Sim cards were introduced as a security token to authenticate a user’s identity with the network operator to eliminate fraud and ensure accurate billing.

The cards also store some data, including text messages, phone numbers and details used for some applications such as payment and banking services, making these services vulnerable to attack.

Nohl claims that about a quarter of phones tested responded to fake text messages from the mobile operator with an error message that included an encrypted version of the Sim's authentication code.

In half the cases, Nohl said the encryption was based on an early coding system called Digital Encryption Standard (DES), which can now be cracked in two minutes on a standard computer, he wrote in a blog post.

This means that phones in regions where DES is still common are the most vulnerable. DES has long been considered a weak form of encryption and many mobile operators have upgraded now to more secure forms.

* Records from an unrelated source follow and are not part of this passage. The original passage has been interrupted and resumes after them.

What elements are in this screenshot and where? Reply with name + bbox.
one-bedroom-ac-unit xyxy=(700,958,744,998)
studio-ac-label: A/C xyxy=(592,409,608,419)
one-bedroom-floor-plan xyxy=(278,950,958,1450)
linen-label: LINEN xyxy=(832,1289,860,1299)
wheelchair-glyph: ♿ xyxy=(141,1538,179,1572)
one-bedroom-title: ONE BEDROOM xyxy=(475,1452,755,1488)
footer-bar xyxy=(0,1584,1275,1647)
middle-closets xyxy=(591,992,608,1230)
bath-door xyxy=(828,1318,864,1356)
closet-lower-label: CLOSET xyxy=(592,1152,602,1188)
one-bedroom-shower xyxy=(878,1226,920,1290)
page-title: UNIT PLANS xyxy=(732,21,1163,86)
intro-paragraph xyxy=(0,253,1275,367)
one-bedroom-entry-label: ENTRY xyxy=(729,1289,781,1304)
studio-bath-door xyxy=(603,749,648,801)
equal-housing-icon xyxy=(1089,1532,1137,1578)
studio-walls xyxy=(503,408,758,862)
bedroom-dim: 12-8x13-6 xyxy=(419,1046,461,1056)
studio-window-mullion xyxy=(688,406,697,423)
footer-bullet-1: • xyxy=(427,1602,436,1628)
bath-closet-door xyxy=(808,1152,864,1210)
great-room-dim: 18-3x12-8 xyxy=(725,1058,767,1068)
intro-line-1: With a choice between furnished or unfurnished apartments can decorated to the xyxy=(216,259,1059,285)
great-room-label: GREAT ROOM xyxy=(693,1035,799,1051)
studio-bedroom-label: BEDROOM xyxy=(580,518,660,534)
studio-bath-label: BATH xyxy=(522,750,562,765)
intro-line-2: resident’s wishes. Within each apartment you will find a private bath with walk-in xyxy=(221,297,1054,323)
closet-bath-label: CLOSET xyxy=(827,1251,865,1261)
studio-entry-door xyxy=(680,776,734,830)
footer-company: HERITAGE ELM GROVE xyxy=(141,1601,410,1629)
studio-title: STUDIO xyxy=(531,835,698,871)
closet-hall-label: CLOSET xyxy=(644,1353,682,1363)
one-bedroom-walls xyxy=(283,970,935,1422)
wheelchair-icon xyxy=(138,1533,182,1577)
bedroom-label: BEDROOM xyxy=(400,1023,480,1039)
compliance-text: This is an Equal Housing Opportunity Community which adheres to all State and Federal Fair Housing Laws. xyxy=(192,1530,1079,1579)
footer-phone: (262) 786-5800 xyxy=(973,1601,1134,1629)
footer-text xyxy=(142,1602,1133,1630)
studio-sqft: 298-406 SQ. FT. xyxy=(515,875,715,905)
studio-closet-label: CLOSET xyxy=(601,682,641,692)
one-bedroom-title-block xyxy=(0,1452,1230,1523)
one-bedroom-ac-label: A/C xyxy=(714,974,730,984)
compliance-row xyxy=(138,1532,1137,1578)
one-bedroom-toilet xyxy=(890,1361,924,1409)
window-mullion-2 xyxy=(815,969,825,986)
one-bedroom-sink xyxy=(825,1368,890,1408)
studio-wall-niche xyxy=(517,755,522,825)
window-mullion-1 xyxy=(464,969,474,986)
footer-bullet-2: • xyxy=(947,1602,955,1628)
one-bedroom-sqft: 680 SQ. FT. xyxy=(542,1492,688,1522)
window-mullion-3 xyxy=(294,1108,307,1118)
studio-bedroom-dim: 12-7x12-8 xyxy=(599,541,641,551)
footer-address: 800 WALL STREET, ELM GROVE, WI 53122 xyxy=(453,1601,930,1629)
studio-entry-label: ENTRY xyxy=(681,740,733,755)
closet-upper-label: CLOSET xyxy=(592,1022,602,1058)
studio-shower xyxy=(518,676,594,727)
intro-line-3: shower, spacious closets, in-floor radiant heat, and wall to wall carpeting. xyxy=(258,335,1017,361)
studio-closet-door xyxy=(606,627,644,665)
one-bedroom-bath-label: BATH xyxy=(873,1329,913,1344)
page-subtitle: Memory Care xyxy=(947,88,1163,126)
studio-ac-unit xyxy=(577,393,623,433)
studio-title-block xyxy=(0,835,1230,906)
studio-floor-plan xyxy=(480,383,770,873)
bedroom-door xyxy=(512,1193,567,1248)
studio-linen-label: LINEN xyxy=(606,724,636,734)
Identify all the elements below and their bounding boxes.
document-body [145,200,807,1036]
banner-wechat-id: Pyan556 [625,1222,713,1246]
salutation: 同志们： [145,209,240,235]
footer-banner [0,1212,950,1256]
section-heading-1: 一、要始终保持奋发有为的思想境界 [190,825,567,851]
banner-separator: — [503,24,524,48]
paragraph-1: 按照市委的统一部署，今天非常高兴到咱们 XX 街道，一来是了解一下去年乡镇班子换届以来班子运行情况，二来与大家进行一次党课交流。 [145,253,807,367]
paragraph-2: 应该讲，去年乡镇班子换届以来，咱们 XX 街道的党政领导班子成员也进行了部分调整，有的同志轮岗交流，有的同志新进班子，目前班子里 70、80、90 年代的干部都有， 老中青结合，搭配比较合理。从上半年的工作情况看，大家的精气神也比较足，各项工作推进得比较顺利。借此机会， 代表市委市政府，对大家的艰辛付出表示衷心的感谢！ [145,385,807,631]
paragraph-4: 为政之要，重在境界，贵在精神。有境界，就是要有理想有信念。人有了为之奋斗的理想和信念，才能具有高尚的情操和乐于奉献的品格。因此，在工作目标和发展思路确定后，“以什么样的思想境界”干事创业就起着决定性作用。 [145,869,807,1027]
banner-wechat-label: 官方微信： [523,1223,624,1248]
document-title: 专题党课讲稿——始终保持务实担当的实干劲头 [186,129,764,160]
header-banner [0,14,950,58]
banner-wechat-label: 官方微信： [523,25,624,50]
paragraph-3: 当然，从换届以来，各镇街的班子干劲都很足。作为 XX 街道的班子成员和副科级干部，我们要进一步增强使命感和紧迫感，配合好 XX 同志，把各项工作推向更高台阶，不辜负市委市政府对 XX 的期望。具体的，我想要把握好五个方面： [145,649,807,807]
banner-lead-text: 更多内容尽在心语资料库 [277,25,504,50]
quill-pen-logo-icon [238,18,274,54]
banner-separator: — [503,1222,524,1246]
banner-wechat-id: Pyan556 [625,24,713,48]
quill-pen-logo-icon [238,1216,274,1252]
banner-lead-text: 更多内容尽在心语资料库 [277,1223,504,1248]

Nohl claims an attacker can use the authentication code to download malware to the Sim that can be used to send text to premium rate numbers set up by the attacker.

In addition to stealing cash this way, he believes attackers could also access the target's voicemail messages, track their location and listen to calls.

Nohl expects network operators to respond quickly to his findings and provide an over-the-air download to protect subscribers against the vulnerability.

He has undertaken not to publish details of the most vulnerable Sims until December 2013 to give operators an opportunity to address the problem.

UN telecoms agency, the International Telecommunications Union (ITU), said it will contact regulators and other government agencies worldwide to ensure they are aware of the threat.